Looking at the answers of those respondents who said they were using VUB’s Tier-2 (Hydra), we get the following percentages of people who rated that service as Excellent or Good (discarding answers that said No Experience):
Quality |
98.1% (51/52) |
Response time |
98.0% (49/50) |
Correspondence to expectations |
88.7% (47/53) |
Software installations |
92.9% (39/42) |
Availability |
92.6% (50/54) |
Maintenance communication |
94.0% (47/50) |
Documentation |
89.1% (49/55) |
Getting started |
83.6% (46/55) |
In general we are happy with this result as it shows that our services are very positively valued by our users. Like last year, Getting started and our Documentation was rated as the least good point.
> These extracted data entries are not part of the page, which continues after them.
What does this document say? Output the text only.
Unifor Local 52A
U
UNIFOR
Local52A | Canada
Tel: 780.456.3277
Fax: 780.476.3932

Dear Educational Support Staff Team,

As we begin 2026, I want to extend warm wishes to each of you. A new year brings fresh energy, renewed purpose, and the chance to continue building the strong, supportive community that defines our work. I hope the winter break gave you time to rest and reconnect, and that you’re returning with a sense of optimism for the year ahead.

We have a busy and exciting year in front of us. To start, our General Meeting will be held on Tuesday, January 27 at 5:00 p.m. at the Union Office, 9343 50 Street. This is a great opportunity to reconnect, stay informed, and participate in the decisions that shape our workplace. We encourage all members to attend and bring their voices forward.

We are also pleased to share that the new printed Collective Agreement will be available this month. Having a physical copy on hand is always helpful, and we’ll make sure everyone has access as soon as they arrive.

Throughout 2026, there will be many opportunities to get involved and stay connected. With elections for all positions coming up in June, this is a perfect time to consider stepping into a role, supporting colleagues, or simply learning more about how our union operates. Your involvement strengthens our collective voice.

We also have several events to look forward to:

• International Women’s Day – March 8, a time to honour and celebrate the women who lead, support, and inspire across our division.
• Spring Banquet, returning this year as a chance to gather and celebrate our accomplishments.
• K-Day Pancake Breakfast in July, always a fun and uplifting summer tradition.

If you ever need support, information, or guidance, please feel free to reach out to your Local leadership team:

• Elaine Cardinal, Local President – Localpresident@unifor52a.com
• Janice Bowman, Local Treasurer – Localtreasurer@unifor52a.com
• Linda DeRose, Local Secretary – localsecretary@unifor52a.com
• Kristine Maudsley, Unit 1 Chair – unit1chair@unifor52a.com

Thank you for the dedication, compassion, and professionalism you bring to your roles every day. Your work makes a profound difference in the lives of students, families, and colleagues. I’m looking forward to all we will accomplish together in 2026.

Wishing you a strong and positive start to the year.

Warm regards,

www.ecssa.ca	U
Regarding the documentation we started with a re-design in 2023 of the VSC docs website and in 2024 we continued with integrating our own documentation into it. The goal is to gather in a single place all the documentation related to our services.
Note
We are open to feedback on how we can improve the documentation. There is a constant effort in making the documentation both up to date and complete. So if you find anything wrong or have suggestions, please contact VUB-HPC Support
Getting started on Hydra is not easy as there is quite a learning curve. With training and documentation we try to lower the curve as much as possible. We hope that the new Open Ondemand portal will improve the situation. Our plan is that this portal will become the default way of accessing the cluster.
In the free comments section of the survey we found the following three main suggestions and requests:
More GPUs
Queuing time is perceived as too long
Add a Open OnDemand platform
We are aware that the GPUs are in high demand and the queuing time on them can be longer than tolerable at times. We are trying to actively push the biggest GPU users to the Tier-1 and we are working on buying more GPUs for Hydra.
Regarding Open OnDemand, this year 2025 we launched our new VUB portal based on Open OnDemand: New OnDemand web portal for HPC.
About advanced or application specific training, if you have any ideas on topics for such a training, please let us know at VUB-HPC Support.
Finally, we want to finish this report with several very positive comments that we spontaneously received in the survey:
“I am very impressed by how the HPC team listens to the users’ requirements. They were very quick to implement a test partition for GPU jobs which can enhances the workflow.”
“The user manual is very detailed and highly usable.”
“Sometimes the queue time is very long. However i want to emphasize that the HPC-team at the VUB are super helpfull. They are always nice and take their time to explain things to me.”
“They are always very friendly and helpful, very nice to work with them!”